Жеглов спросил меня, медленно, как будто между прочим:

— Ты чего молчишь? Устал? Или чем недоволен?

Я поерзал, ответил уклончиво:

— Да как тебе сказать… Сам не знаю…

— А ты спроси себя — и узнаешь!

Я помолчал мгновение, собрался с духом и тяжело, будто языком камни ворочал, сказал:

— Недоволен я… Не к лицу нам… Как ты с Кирпичом…

— Что-о? — безмерно удивился Жеглов. — Что ты сказал?

— Я сказал… — окрепшим голосом произнес я, перешагнув первую, самую невыносимую ступень выдачи неприятной правды в глаза. — Я сказал, что мы, работники МУРа, не можем действовать шельмовскими методами!

Жеглов так удивился, что даже не осерчал. Он озадаченно спросил:

— Ты что, белены объелся? О чем ты говоришь?

— Я говорю про кошелек, который ты засунул Кирпичу за пазуху.

— А-а-а! — протянул Жеглов, и когда он заговорил, то удивился я, потому что в один миг горло Жеглова превратилось в изложницу, изливающую не слова, а искрящуюся от накала сталь: — Ты верно заметил, особенно если учесть твое право говорить от имени всех работников МУРа. Это ведь ты вместе с нами, работниками МУРа, вынимал из петли мать троих детей, которая повесилась оттого, что такой вот Кирпич украл все карточки и деньги. Это ты на обысках находил у них миллионы, когда весь народ надрывался для фронта. Это тебе они в спину стреляли по ночам на улицах! Это через тебя они вогнали нож прямо в сердце Векшину!

Ну и я уже налился свинцово-тяжелой злой кровью:

— Я, между прочим, в это время не на продуктовой базе подъедался, а четыре года по окопам на передовой просидел, да по минным полям, да через проволочные заграждения!.. И стреляли в меня, и ножи совали — не хуже, чем в тебя! И, может, оперативной смекалки я начисто не имею, но хорошо знаю — у нас на фронте этому быстро учились, — что такое честь офицера!

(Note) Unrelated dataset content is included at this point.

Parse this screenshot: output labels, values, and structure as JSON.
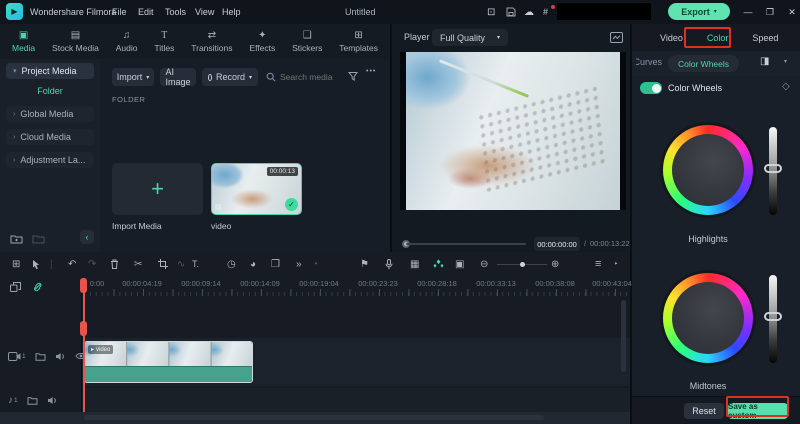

Ребята на задних скамейках притихли и прислушивались к нашему напряженному разговору. Жеглов вскочил и, балансируя на ходу в трясущемся и качающемся автобусе, резко наклонился ко мне:

— А чем же это я, по-твоему, честь офицерскую замарал? Ты скажи ребятам — у меня от них секретов нет!

— Ты не имел права совать ему кошелек за пазуху!

— Так ведь не поздно, давай вернемся в семнадцатое, сделаем оба заявление, что кошелька он никакого не резал из сумки, а взял я его с пола и засунул ему за пазуху! Извинимся, вернее, я один извинюсь перед милым парнем Котей Сапрыкиным и отпустим его!

— Да о чем речь — кошелек он украл! Я разве спорю? Но мы не можем унижаться до вранья — пускай оно формальное и, по существу, ничего не меняет!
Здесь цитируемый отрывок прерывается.